Как оно случилось. В ту субботу Кланюшка прибегла с лесоповалу и сразу в баньку, она так любила. Вернулась веселая, голодная. «Сейчас, — сказала, — поужинаю и Юре {тебе то есть) письмо сяду писать». Ну, поели, а Нинки нет. С обеда поехала на станцию за керосином, мылом, спичками для сельповской лавки. Стемнело, а Нинкиного грузовика не слышно. Клава оделась. «Пойду ей навстречу, — говорит. — Если застряла, выберемся быстрее, сестренка волков боится, услышит вой, теряется. Пойду!» Не могли отговорить, а матери идти с ней не велела. Посмеялась «Что я, первый раз?» Оделась, взяла топорик, ушла. Нюша подается на каждый звук. «Ой, что ж я наделала, одну пустила». Чуяла. Под утро зашебуршал под окном Нинкин грузовик. Мы не спали, выскочили. Нинка одна идет. «Что? Что?» Нинка с плачем: застряла в Бирючином овраге на сломанном мосте, от нас верст не меньше двенадцати. Нинка поплакала от бессилья, влезла в кабину и скукожилась от холода. Кланюшка заявилась, и они начали шуровать, потому что люди-то керосин и все протчее ждут. Лапник стали рубить. Кланюшка сильная была, на себя привыкла главную работу брать. Нинка решила керосину из бочки налить, факел сделать, чтобы подсветить. Если б не война, не спех — подождать бы могли, не рваться… Как бочка полыхнула — Нинка прочь, а Кланюшка туда — тушить. Потушить-то потушила, да обгорела вся. Нинка слезами завела машину, в больницу помчала сестру. Кланя стонала да тебя в забытьи звала. Чтоб ты, значит, ей помог.
Врач говорила, что в таком состоянии редко выживают, но малая надежда была. «Если б, — сказала, — лекарство (хитрое название, я не упомнила), тогда, может, и помогло бы».
Вот такая, милок Юра, беда — горше не выдумать.

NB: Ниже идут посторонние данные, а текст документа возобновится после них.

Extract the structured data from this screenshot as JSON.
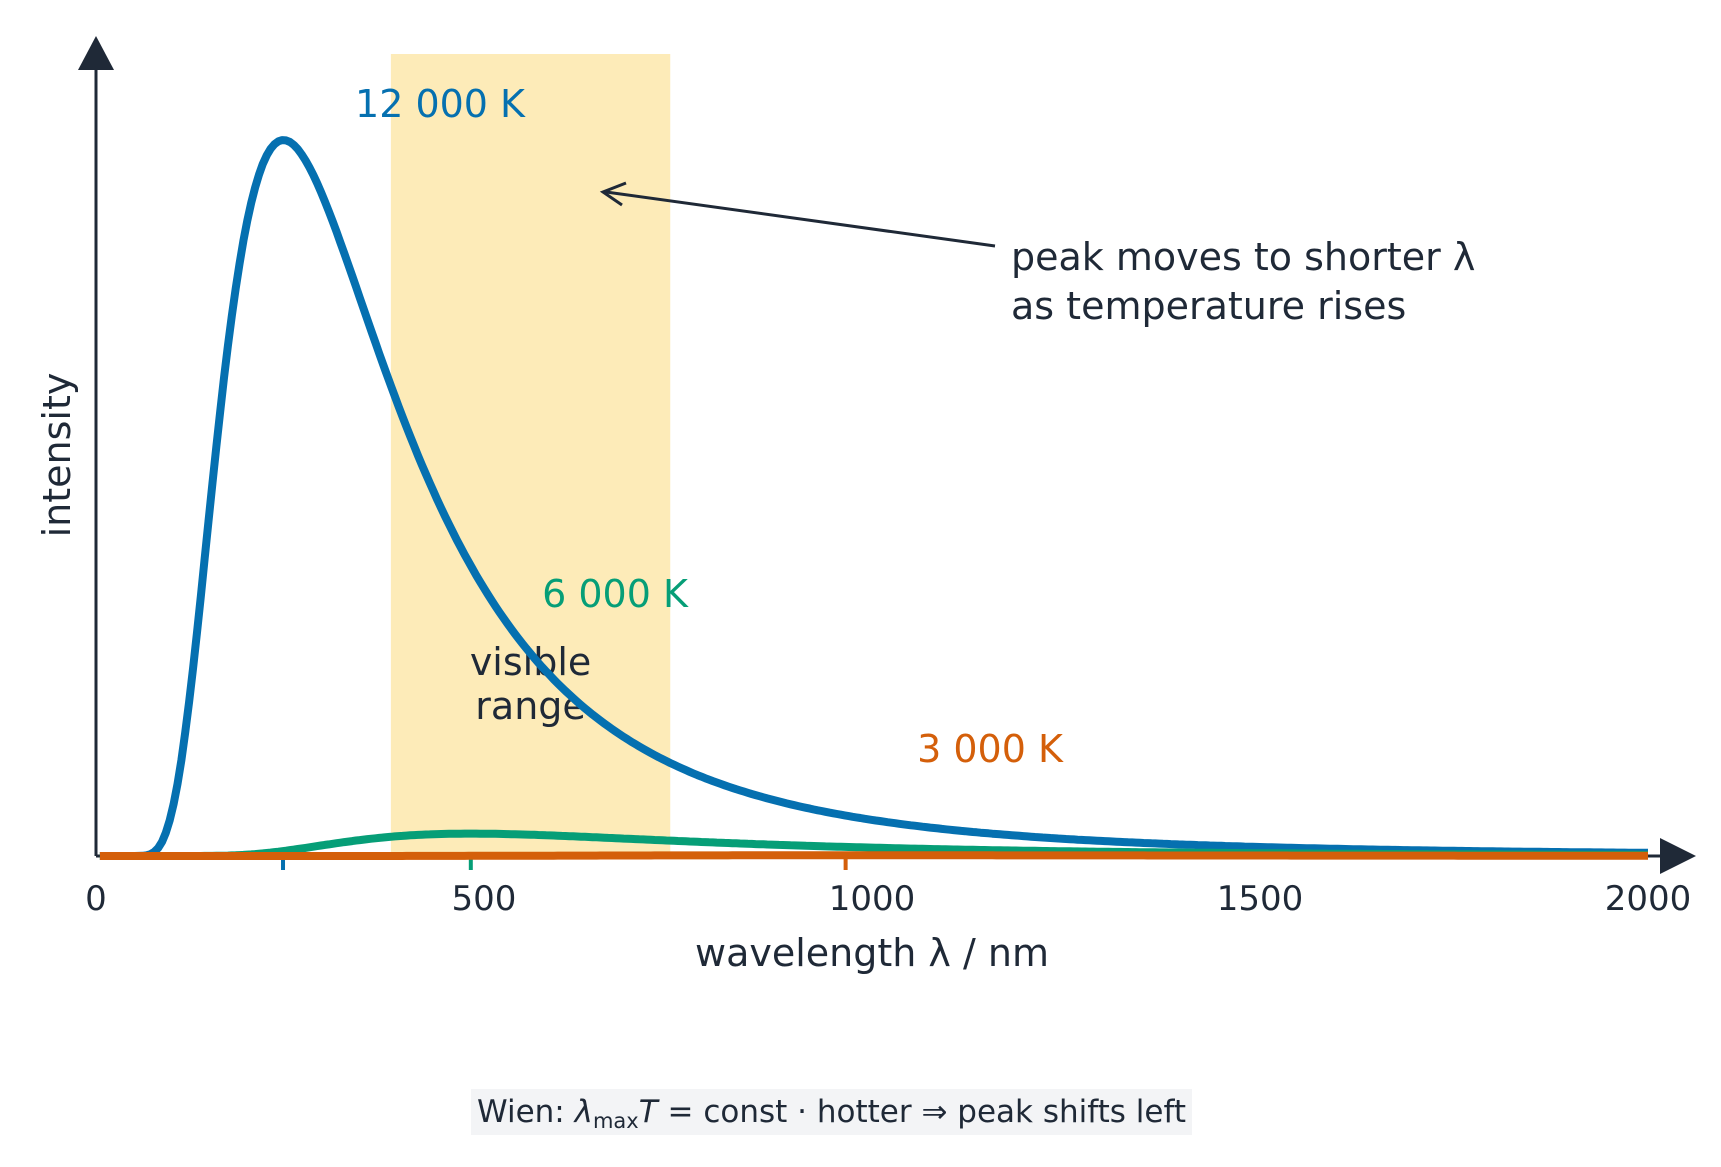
{
  "chart_data": {
    "type": "line",
    "xlabel": "wavelength λ / nm",
    "ylabel": "intensity",
    "xlim": [
      0,
      2000
    ],
    "x_ticks": [
      "0",
      "500",
      "1000",
      "1500",
      "2000"
    ],
    "grid": false,
    "visible_band": {
      "from": 380,
      "to": 740,
      "label_line1": "visible",
      "label_line2": "range",
      "color": "#fdebb8"
    },
    "series": [
      {
        "name": "12 000 K",
        "temperature": 12000,
        "color": "#0570b0",
        "peak_wavelength": 241
      },
      {
        "name": "6 000 K",
        "temperature": 6000,
        "color": "#069e77",
        "peak_wavelength": 483
      },
      {
        "name": "3 000 K",
        "temperature": 3000,
        "color": "#d45f0a",
        "peak_wavelength": 966
      }
    ],
    "annotation": {
      "line1": "peak moves to shorter λ",
      "line2": "as temperature rises"
    }
  },
  "footer": {
    "prefix": "Wien: ",
    "lambda": "λ",
    "sub": "max",
    "T": "T",
    "rest": " =  const  ·  hotter  ⇒  peak shifts left"
  },
  "colors": {
    "axis": "#1f2937",
    "text": "#1f2937"
  }
}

Из деревенских новостей какие: похоронки стали приходить на парней, которых брали на войну в прошлом годе. Устал народ от войны, кончайте ее поскорее. Из добрых вестей — та, что объявился Ванюшка Феоктистов, мой внучатый племяш, он еще, помнишь, с тобой задирался, Клаву защищал, думал, ты ее обидеть хочешь. Он в разведку ходил и без вести пропал, а потом, раненный, выполз. Медаль получил — «За отвагу».
Ты нам теперь заместо родного. Кланюшка тебя выбрала, значит, ты хороший, верный человек. С послевойны приезжай или с войны, если отпуск начальство даст.

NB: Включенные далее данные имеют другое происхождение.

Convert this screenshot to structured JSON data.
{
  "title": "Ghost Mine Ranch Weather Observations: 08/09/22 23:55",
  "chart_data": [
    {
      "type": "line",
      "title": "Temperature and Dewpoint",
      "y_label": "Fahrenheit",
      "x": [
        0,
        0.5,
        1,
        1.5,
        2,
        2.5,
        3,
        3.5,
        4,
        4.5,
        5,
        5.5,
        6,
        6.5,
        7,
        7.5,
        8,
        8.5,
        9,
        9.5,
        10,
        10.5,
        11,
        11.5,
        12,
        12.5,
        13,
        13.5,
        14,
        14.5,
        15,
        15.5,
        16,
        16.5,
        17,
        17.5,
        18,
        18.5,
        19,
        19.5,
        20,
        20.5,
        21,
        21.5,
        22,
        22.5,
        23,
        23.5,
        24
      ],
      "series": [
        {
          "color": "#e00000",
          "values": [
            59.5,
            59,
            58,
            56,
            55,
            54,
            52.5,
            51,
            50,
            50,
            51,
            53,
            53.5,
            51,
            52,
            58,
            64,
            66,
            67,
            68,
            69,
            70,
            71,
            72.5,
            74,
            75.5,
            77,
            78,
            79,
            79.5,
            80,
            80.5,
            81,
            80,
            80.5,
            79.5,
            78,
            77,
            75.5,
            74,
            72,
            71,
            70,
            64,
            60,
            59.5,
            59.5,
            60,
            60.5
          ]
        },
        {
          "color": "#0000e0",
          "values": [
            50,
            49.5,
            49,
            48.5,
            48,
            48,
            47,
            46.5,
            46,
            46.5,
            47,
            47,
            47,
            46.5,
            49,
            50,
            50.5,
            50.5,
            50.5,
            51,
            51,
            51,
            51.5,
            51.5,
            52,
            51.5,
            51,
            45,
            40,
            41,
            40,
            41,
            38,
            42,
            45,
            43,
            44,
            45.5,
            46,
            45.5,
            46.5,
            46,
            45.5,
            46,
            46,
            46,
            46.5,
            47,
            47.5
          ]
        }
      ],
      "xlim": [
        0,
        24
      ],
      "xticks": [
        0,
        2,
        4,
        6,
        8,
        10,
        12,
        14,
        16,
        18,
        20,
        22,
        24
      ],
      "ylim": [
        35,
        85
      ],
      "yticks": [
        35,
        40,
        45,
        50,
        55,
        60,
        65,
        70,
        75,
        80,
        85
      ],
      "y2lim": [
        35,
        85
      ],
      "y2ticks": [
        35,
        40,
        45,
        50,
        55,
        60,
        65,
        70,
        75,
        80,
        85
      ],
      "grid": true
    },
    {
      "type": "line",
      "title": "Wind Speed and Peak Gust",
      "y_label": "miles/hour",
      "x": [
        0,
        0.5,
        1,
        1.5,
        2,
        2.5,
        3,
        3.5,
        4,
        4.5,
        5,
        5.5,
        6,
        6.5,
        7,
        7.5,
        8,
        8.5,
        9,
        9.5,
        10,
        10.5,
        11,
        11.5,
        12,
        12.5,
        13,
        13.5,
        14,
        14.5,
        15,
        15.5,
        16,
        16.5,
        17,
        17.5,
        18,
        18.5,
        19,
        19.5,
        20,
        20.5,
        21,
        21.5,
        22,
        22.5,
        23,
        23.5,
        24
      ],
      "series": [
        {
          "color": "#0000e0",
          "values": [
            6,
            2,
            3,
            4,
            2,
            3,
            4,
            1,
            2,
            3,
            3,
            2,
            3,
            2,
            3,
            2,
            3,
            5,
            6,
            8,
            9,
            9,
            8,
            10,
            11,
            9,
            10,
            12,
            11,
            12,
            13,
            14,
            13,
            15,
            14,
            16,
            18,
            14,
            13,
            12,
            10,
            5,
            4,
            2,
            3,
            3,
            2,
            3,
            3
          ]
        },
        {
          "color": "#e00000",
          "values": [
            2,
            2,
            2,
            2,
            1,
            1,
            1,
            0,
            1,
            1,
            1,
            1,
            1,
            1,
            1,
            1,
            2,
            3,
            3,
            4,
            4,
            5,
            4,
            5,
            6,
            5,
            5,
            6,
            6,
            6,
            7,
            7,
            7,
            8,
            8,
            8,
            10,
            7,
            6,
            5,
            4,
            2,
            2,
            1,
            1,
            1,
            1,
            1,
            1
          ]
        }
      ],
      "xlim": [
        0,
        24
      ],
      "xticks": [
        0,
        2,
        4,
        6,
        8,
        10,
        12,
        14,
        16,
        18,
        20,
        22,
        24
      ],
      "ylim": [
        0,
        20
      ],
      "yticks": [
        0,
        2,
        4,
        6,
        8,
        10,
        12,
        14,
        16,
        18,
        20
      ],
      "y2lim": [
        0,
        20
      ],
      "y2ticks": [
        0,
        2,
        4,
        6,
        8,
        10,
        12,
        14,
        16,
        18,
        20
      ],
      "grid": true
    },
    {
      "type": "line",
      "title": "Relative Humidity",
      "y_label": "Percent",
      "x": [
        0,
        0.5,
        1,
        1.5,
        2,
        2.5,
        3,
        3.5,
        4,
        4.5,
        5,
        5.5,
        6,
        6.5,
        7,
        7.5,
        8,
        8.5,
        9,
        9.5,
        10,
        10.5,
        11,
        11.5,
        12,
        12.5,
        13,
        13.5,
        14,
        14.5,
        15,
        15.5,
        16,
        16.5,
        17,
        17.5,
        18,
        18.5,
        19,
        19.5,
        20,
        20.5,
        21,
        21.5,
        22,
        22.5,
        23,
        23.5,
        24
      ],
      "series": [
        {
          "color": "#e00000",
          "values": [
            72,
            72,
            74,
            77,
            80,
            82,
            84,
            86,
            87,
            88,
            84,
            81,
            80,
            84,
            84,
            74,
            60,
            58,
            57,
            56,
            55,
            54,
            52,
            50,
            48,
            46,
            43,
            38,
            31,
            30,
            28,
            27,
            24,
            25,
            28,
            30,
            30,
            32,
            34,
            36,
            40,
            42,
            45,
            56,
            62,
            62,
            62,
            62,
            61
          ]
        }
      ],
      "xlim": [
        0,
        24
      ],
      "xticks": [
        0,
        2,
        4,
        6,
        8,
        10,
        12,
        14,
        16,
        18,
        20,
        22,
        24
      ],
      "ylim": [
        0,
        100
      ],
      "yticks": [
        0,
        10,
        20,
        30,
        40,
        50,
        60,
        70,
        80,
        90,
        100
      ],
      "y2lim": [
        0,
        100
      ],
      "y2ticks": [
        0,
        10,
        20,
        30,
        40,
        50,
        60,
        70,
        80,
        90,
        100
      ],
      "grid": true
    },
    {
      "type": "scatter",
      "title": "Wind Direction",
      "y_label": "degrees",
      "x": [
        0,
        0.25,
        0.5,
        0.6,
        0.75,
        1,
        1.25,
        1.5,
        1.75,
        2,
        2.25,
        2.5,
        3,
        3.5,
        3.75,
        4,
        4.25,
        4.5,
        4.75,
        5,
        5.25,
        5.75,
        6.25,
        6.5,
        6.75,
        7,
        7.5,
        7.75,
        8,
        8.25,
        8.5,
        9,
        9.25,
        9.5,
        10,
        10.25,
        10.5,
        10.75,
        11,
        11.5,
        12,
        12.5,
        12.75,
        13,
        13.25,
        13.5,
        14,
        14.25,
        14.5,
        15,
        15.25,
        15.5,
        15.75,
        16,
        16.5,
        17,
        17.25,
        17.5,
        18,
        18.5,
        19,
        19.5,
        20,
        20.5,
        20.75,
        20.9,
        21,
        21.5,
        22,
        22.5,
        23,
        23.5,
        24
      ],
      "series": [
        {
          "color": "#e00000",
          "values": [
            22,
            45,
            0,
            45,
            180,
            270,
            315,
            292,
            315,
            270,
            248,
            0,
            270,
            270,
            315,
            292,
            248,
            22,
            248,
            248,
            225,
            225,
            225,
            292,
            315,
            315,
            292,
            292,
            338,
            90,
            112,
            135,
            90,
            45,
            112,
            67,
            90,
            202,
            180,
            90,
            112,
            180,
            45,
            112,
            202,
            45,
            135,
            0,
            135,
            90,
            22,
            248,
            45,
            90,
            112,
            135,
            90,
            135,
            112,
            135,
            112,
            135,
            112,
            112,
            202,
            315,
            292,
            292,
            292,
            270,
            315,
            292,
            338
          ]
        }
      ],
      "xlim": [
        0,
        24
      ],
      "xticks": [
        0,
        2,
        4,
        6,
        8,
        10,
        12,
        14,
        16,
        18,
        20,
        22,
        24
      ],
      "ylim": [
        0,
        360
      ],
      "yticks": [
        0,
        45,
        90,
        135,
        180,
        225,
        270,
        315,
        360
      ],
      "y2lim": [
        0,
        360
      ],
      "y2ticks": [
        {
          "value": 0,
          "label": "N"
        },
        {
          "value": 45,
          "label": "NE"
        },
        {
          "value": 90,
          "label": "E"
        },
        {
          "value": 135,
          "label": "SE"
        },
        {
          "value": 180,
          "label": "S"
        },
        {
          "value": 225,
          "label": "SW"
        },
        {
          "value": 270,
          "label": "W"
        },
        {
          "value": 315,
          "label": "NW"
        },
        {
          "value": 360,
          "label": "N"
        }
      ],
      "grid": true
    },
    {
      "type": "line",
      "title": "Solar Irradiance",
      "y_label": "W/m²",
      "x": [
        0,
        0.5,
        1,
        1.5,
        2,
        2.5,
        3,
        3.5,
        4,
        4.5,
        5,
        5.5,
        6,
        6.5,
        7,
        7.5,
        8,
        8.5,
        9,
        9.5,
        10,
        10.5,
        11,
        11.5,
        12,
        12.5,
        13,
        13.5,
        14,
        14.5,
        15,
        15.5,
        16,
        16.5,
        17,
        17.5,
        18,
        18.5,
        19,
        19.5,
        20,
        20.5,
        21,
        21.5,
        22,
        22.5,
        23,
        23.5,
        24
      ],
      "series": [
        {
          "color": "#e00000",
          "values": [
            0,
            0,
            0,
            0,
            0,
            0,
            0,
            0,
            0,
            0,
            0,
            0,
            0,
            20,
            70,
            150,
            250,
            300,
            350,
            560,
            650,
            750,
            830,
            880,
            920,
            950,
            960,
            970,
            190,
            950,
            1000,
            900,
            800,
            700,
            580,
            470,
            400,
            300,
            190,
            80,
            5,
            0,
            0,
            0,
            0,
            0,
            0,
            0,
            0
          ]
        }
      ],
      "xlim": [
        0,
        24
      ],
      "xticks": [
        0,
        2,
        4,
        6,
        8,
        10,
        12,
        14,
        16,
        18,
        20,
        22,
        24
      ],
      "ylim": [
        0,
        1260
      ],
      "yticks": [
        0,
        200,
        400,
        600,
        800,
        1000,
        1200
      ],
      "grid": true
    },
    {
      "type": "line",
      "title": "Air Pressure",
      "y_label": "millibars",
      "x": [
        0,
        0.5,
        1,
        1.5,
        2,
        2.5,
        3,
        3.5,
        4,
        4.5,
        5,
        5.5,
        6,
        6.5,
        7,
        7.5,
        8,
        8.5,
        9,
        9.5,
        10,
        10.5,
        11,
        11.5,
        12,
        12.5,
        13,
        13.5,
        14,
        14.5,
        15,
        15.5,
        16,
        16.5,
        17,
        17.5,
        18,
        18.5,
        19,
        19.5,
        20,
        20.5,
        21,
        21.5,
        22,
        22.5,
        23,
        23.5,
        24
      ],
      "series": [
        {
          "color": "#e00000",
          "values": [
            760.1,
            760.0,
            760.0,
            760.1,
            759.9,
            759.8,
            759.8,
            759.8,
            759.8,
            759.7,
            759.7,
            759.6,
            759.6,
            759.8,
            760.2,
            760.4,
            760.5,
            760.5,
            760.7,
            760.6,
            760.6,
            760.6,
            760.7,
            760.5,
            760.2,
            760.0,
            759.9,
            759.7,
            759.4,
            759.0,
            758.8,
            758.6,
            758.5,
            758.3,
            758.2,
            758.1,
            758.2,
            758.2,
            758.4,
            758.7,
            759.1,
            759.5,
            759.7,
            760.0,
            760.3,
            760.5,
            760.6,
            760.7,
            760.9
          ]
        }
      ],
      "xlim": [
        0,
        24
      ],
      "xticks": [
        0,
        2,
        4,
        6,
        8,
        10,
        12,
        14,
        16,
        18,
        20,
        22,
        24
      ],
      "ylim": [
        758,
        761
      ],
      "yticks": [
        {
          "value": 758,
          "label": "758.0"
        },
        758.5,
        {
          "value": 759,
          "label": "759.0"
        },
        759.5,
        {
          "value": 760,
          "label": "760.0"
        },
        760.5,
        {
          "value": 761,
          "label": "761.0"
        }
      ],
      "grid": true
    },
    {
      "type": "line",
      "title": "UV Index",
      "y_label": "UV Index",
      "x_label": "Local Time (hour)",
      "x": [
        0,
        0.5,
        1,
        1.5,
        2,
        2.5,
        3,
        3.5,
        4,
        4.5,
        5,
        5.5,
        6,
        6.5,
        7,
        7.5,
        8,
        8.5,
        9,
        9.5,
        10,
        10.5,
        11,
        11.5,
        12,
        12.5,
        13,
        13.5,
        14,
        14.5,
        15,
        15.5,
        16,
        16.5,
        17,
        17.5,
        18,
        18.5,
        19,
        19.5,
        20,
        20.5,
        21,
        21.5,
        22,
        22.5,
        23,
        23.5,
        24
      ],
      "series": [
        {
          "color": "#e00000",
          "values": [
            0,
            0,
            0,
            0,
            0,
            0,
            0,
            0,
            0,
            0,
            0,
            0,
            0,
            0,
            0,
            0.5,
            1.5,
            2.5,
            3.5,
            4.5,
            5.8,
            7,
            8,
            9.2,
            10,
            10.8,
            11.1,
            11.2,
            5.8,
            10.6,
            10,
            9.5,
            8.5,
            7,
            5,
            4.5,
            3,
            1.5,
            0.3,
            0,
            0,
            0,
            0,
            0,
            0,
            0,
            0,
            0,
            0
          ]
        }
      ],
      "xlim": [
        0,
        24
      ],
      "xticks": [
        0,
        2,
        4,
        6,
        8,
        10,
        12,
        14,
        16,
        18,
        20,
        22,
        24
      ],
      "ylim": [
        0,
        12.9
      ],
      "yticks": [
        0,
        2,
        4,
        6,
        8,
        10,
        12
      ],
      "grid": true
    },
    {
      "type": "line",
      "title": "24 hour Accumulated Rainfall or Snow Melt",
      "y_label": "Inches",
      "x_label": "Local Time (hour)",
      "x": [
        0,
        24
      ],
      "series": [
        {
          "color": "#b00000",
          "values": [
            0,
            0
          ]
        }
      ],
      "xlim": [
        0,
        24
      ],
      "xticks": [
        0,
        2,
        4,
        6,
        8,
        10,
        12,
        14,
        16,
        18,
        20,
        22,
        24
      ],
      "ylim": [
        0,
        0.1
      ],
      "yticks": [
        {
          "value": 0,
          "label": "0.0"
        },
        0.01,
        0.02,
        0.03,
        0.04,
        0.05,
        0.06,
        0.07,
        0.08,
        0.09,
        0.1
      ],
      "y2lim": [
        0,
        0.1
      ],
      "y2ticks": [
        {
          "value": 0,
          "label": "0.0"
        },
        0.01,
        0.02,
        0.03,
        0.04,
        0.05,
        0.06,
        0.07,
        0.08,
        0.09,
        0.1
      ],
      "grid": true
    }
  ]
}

С приветом — бабушка Мария Феоктистова.
Извини, милок Юра, что коряво да нескладно написала. Желаем тебе живым-здоровым кончить войну. Ждем ответа каждую минутку и часок».
Никому не сказал я о письме, маме не написал: я же ей о Клаве словом не обмолвился. Все снес в себе.
Дивизия идет навстречу последним боям в Курляндию, где бессмысленно сопротивляется прижатый к морю враг.
Наступаем мы медленно: неприятель наносит ответные удары. Накануне юбилея Советской Армии — 23 февраля 1945 года — один из наших батальонов контратакой был отрезан от полка, занял круговую оборону и отбивался. Прервалась связь — кончилось питание у рации. Последняя передача составила просьбу комбата помочь боеприпасами: патроны и гранаты на исходе. О еде не упомянул, хотя все знали: там съели и НЗ.
Около полуночи вызывают к командиру полка. Быстро собираюсь, и мы с посыльным бежим. Ни огонька на хуторе, окна и двери зашторены плащ-палатками. Часовые негромко спрашивают пароль, бормочут отзыв и пропускают в дом. В комнате ярко светят керосиновые лампы. Комполка майор Яворов — пожилой, краснознаменец еще с гражданской, и начштаба капитан Несытов — парень лишь чуть постарше меня, поднимают головы от карты. Утомленные лица. Докладываю, что лейтенант такой-то по вызову прибыл.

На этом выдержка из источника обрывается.